While this may be a more difficult category to add to your resume because it can encompass so many things, don’t hold back here... again, you can always revise and cut down at a later date. Try to think of all the new experiences you’ve had at work since your last resume update. Have you attended any professional conferences? Or joined any committees or groups? Have you appeared as a guest lecturer or served on a panel? If you wait too long to update these types of activities, you run the risk of forgetting about them and leaving off important details. Plus, by updating your resume as these things come up, you save yourself valuable time in the future since you won’t have to spend hours hunting down every detail of what you’ve done to add to your resume.
Every time you learn a new skill or acquire a new certification, record it on your resume right then and there. As the months or years go by, it can be easy to lose sight of all the valuable skills you’ve acquired and the impact that’s had on your professional abilities. By documenting any new skills you’ve acquired -- big or small -- in real-time as they come up, you’re more likely to be able to add rich, descriptive language to your resume that will more convincingly highlight the benefits of your new skills.

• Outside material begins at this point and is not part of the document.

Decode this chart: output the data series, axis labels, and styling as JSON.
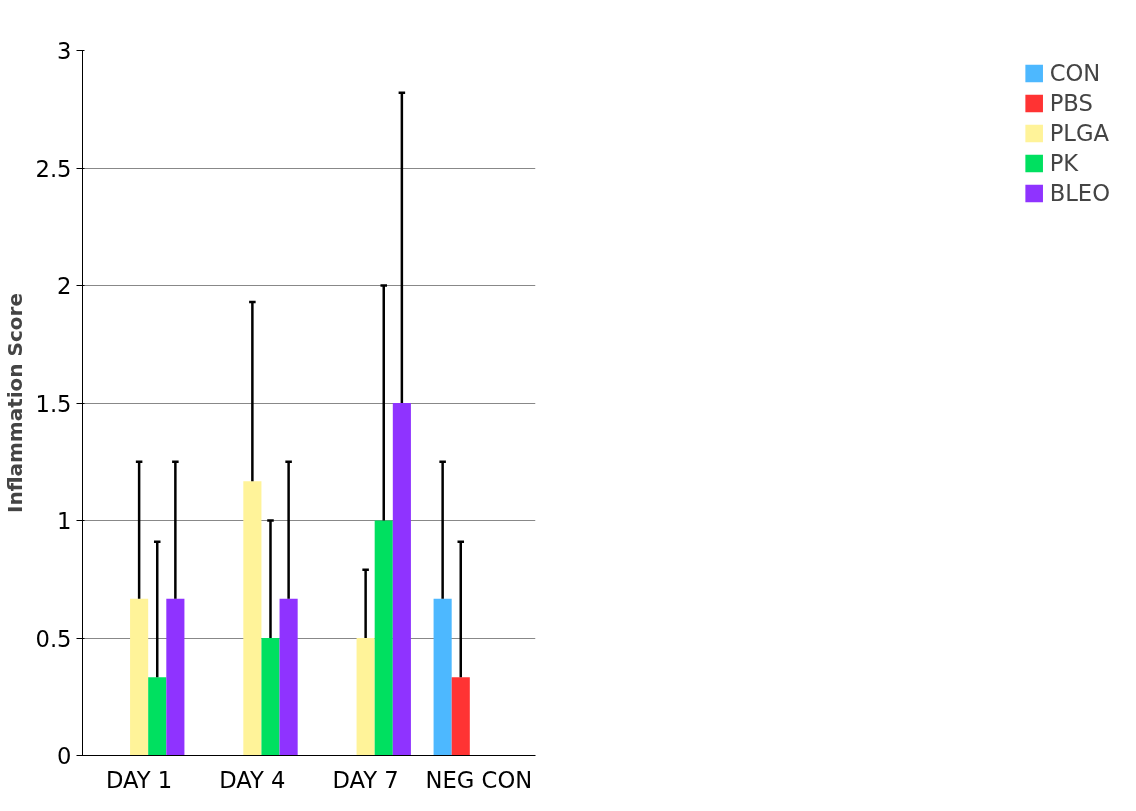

This is perhaps one of the most important categories on your resume that should be regularly updated. It’s important to provide potential employers with quantitative outcomes and accomplishments that you’ve achieved -- they like to see hard facts and figures around the goals you’ve met or things you’ve accomplished. But, for example, it can be difficult to recall from memory specific results you had on a project from years ago (and time-consuming to retroactively look up old performance numbers). Keeping an accurate record of key results you achieve as they happen ensures you’ll be able to reference your most impressive stats and not have to spend hours updating your resume when you go back on the job market.
Don’t forget to add any awards or accolades to your resume as you receive them. Recording these things in the moment will ensure that you don’t leave off any important honors or omit key information about your successes.
6. New Job Title
This is a bit of a no-brainer, but of course, you want to update your resume whenever you get a new job or a new job title. While it may seem a bit counter-intuitive to start working on your resume immediately after getting hired at a new company, adding a few lines about your new role and job duties only takes a few minutes and it leaves you prepared for any situation that might require showing your resume.